Dietary Recommendations Low Residue Diet


A diet that is rich in fiber is important for promoting overall health. However, if the colon is inflamed, as with an active flare of colitis, inflammatory bowel disease, or diverticulitis, it is recommended that you follow a low residue (low fiber) diet. Once the flare has resolved, fiber can gradually be reintroduced into the diet.


If diverticulitis develops, then it is important to avoid fiber instead – as this may further irritate the colon during such episodes. The diet recommended at the beginning of a flare-up is entirely liquid.


To calm the flare-up, limit yourself to
  • Clear broth
  • Pulp-free fruit juices
  • Jell-o
  • Popsicles


As the flare-up eases (typically within 2-3 days), the patient will be able to eat a low-residue diet. During the recovery from a flare-up, the following foods are recommended
  • Yogurt
  • Milk
  • Cheese
  • Eggs
  • Pasta
  • White bread
  • White rice
  • Well-cooked or canned fruit and vegetables (without seeds or skin)

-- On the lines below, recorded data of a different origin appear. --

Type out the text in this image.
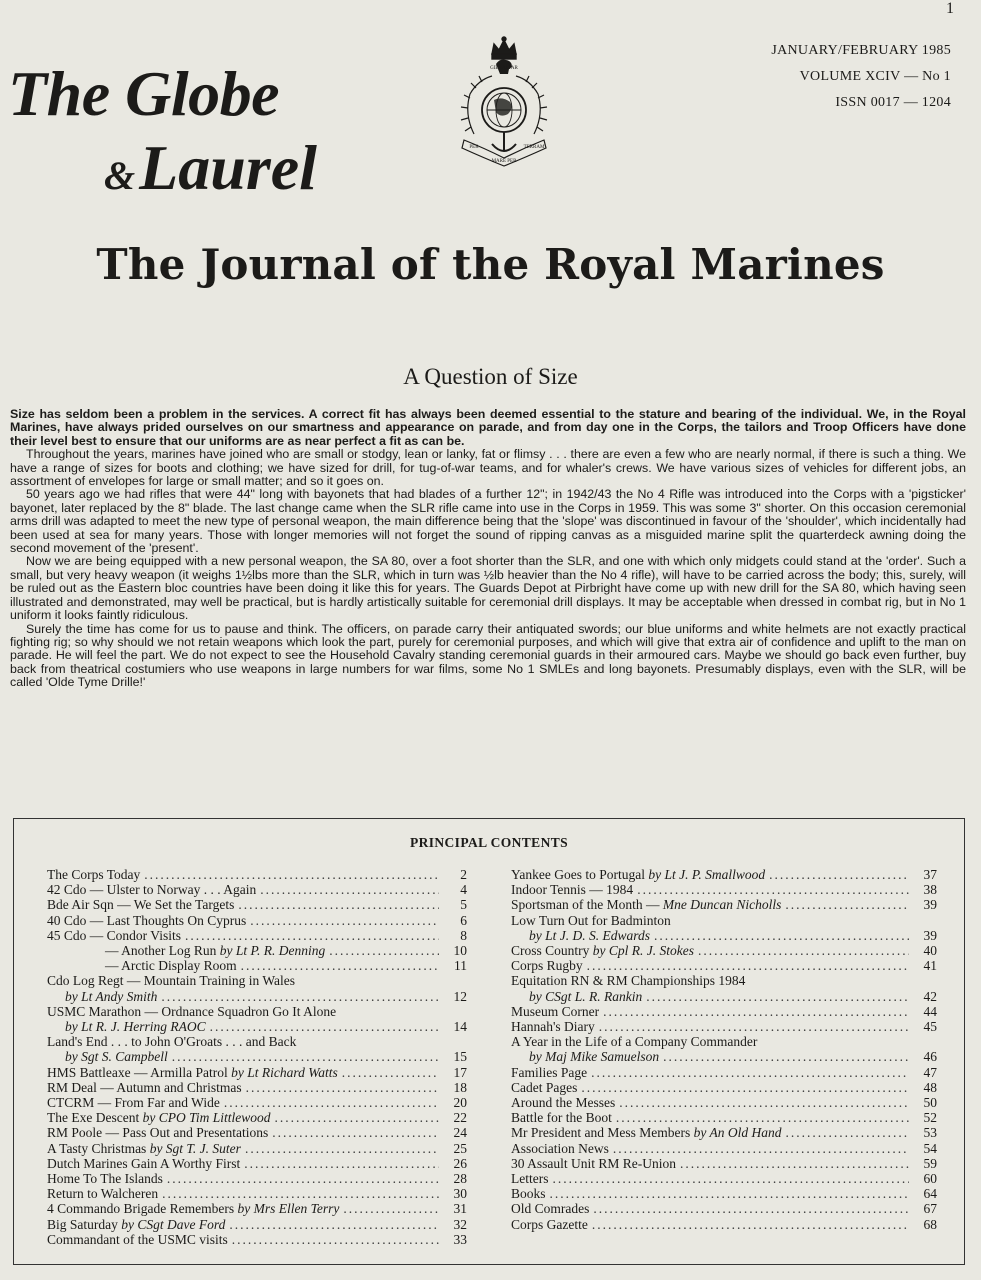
1
The Globe
&Laurel
GIBRALTAR
PER
MARE PER
TERRAM
JANUARY/FEBRUARY 1985
VOLUME XCIV — No 1
ISSN 0017 — 1204
The Journal of the Royal Marines
A Question of Size

Size has seldom been a problem in the services. A correct fit has always been deemed essential to the stature and bearing of the individual. We, in the Royal Marines, have always prided ourselves on our smartness and appearance on parade, and from day one in the Corps, the tailors and Troop Officers have done their level best to ensure that our uniforms are as near perfect a fit as can be.

Throughout the years, marines have joined who are small or stodgy, lean or lanky, fat or flimsy . . . there are even a few who are nearly normal, if there is such a thing. We have a range of sizes for boots and clothing; we have sized for drill, for tug-of-war teams, and for whaler's crews. We have various sizes of vehicles for different jobs, an assortment of envelopes for large or small matter; and so it goes on.

50 years ago we had rifles that were 44" long with bayonets that had blades of a further 12"; in 1942/43 the No 4 Rifle was introduced into the Corps with a 'pigsticker' bayonet, later replaced by the 8" blade. The last change came when the SLR rifle came into use in the Corps in 1959. This was some 3" shorter. On this occasion ceremonial arms drill was adapted to meet the new type of personal weapon, the main difference being that the 'slope' was discontinued in favour of the 'shoulder', which incidentally had been used at sea for many years. Those with longer memories will not forget the sound of ripping canvas as a misguided marine split the quarterdeck awning doing the second movement of the 'present'.

Now we are being equipped with a new personal weapon, the SA 80, over a foot shorter than the SLR, and one with which only midgets could stand at the 'order'. Such a small, but very heavy weapon (it weighs 1½lbs more than the SLR, which in turn was ½lb heavier than the No 4 rifle), will have to be carried across the body; this, surely, will be ruled out as the Eastern bloc countries have been doing it like this for years. The Guards Depot at Pirbright have come up with new drill for the SA 80, which having seen illustrated and demonstrated, may well be practical, but is hardly artistically suitable for ceremonial drill displays. It may be acceptable when dressed in combat rig, but in No 1 uniform it looks faintly ridiculous.

Surely the time has come for us to pause and think. The officers, on parade carry their antiquated swords; our blue uniforms and white helmets are not exactly practical fighting rig; so why should we not retain weapons which look the part, purely for ceremonial purposes, and which will give that extra air of confidence and uplift to the man on parade. He will feel the part. We do not expect to see the Household Cavalry standing ceremonial guards in their armoured cars. Maybe we should go back even further, buy back from theatrical costumiers who use weapons in large numbers for war films, some No 1 SMLEs and long bayonets. Presumably displays, even with the SLR, will be called 'Olde Tyme Drille!'

PRINCIPAL CONTENTS
The Corps Today .....	2
42 Cdo — Ulster to Norway . . . Again .....	4
Bde Air Sqn — We Set the Targets .....	5
40 Cdo — Last Thoughts On Cyprus .....	6
45 Cdo — Condor Visits .....	8
— Another Log Run by Lt P. R. Denning .....	10
— Arctic Display Room .....	11
Cdo Log Regt — Mountain Training in Wales
by Lt Andy Smith .....	12
USMC Marathon — Ordnance Squadron Go It Alone
by Lt R. J. Herring RAOC .....	14
Land's End . . . to John O'Groats . . . and Back
by Sgt S. Campbell .....	15
HMS Battleaxe — Armilla Patrol by Lt Richard Watts .....	17
RM Deal — Autumn and Christmas .....	18
CTCRM — From Far and Wide .....	20
The Exe Descent by CPO Tim Littlewood .....	22
RM Poole — Pass Out and Presentations .....	24
A Tasty Christmas by Sgt T. J. Suter .....	25
Dutch Marines Gain A Worthy First .....	26
Home To The Islands .....	28
Return to Walcheren .....	30
4 Commando Brigade Remembers by Mrs Ellen Terry .....	31
Big Saturday by CSgt Dave Ford .....	32
Commandant of the USMC visits .....	33
Yankee Goes to Portugal by Lt J. P. Smallwood .....	37
Indoor Tennis — 1984 .....	38
Sportsman of the Month — Mne Duncan Nicholls .....	39
Low Turn Out for Badminton
by Lt J. D. S. Edwards .....	39
Cross Country by Cpl R. J. Stokes .....	40
Corps Rugby .....	41
Equitation RN & RM Championships 1984
by CSgt L. R. Rankin .....	42
Museum Corner .....	44
Hannah's Diary .....	45
A Year in the Life of a Company Commander
by Maj Mike Samuelson .....	46
Families Page .....	47
Cadet Pages .....	48
Around the Messes .....	50
Battle for the Boot .....	52
Mr President and Mess Members by An Old Hand .....	53
Association News .....	54
30 Assault Unit RM Re-Union .....	59
Letters .....	60
Books .....	64
Old Comrades .....	67
Corps Gazette .....	68
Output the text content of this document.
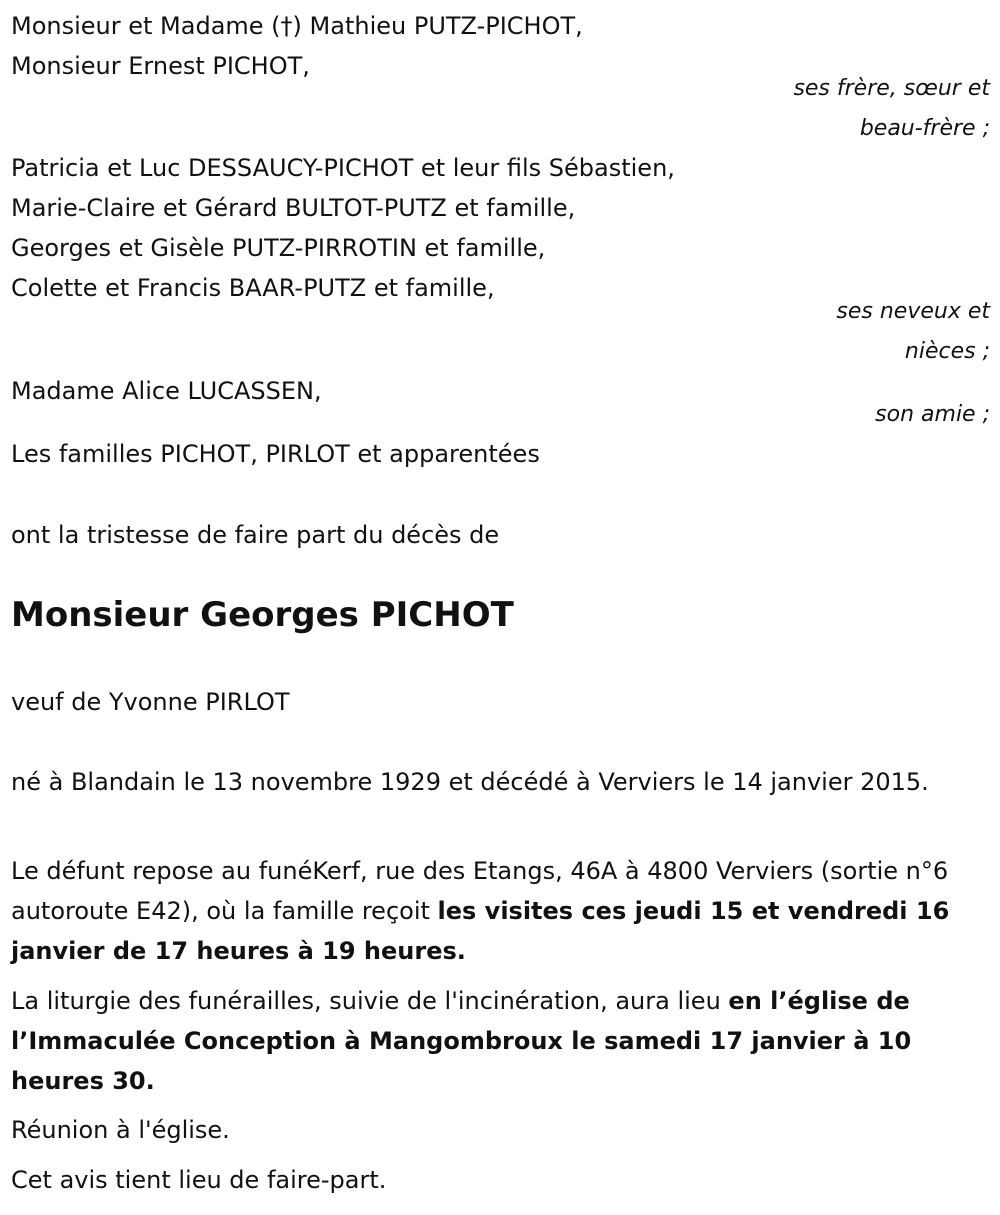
Monsieur et Madame (†) Mathieu PUTZ-PICHOT,
Monsieur Ernest PICHOT,
ses frère, sœur et
beau-frère ;
Patricia et Luc DESSAUCY-PICHOT et leur fils Sébastien,
Marie-Claire et Gérard BULTOT-PUTZ et famille,
Georges et Gisèle PUTZ-PIRROTIN et famille,
Colette et Francis BAAR-PUTZ et famille,
ses neveux et
nièces ;
Madame Alice LUCASSEN,
son amie ;
Les familles PICHOT, PIRLOT et apparentées
ont la tristesse de faire part du décès de
Monsieur Georges PICHOT
veuf de Yvonne PIRLOT
né à Blandain le 13 novembre 1929 et décédé à Verviers le 14 janvier 2015.
Le défunt repose au funéKerf, rue des Etangs, 46A à 4800 Verviers (sortie n°6 autoroute E42), où la famille reçoit les visites ces jeudi 15 et vendredi 16 janvier de 17 heures à 19 heures.
La liturgie des funérailles, suivie de l'incinération, aura lieu en l’église de l’Immaculée Conception à Mangombroux le samedi 17 janvier à 10 heures 30.
Réunion à l'église.
Cet avis tient lieu de faire-part.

Remember that a low-residue diet is recommended for a brief period of time, only. Prolonged consumption of low-residue foods leads to malnutrition, and can have serious health consequences.

Only after the patient’s symptoms improve (normally within 4-5 days), one may add the first 5 grams of dietary fiber. After several days of 5 grams of fiber - and only if one feels well - then another 5 grams of fiber may be added. Gradually, a high fiber diet may be resumed, thereby incorporating up to 25 grams of fiber per day into the diet.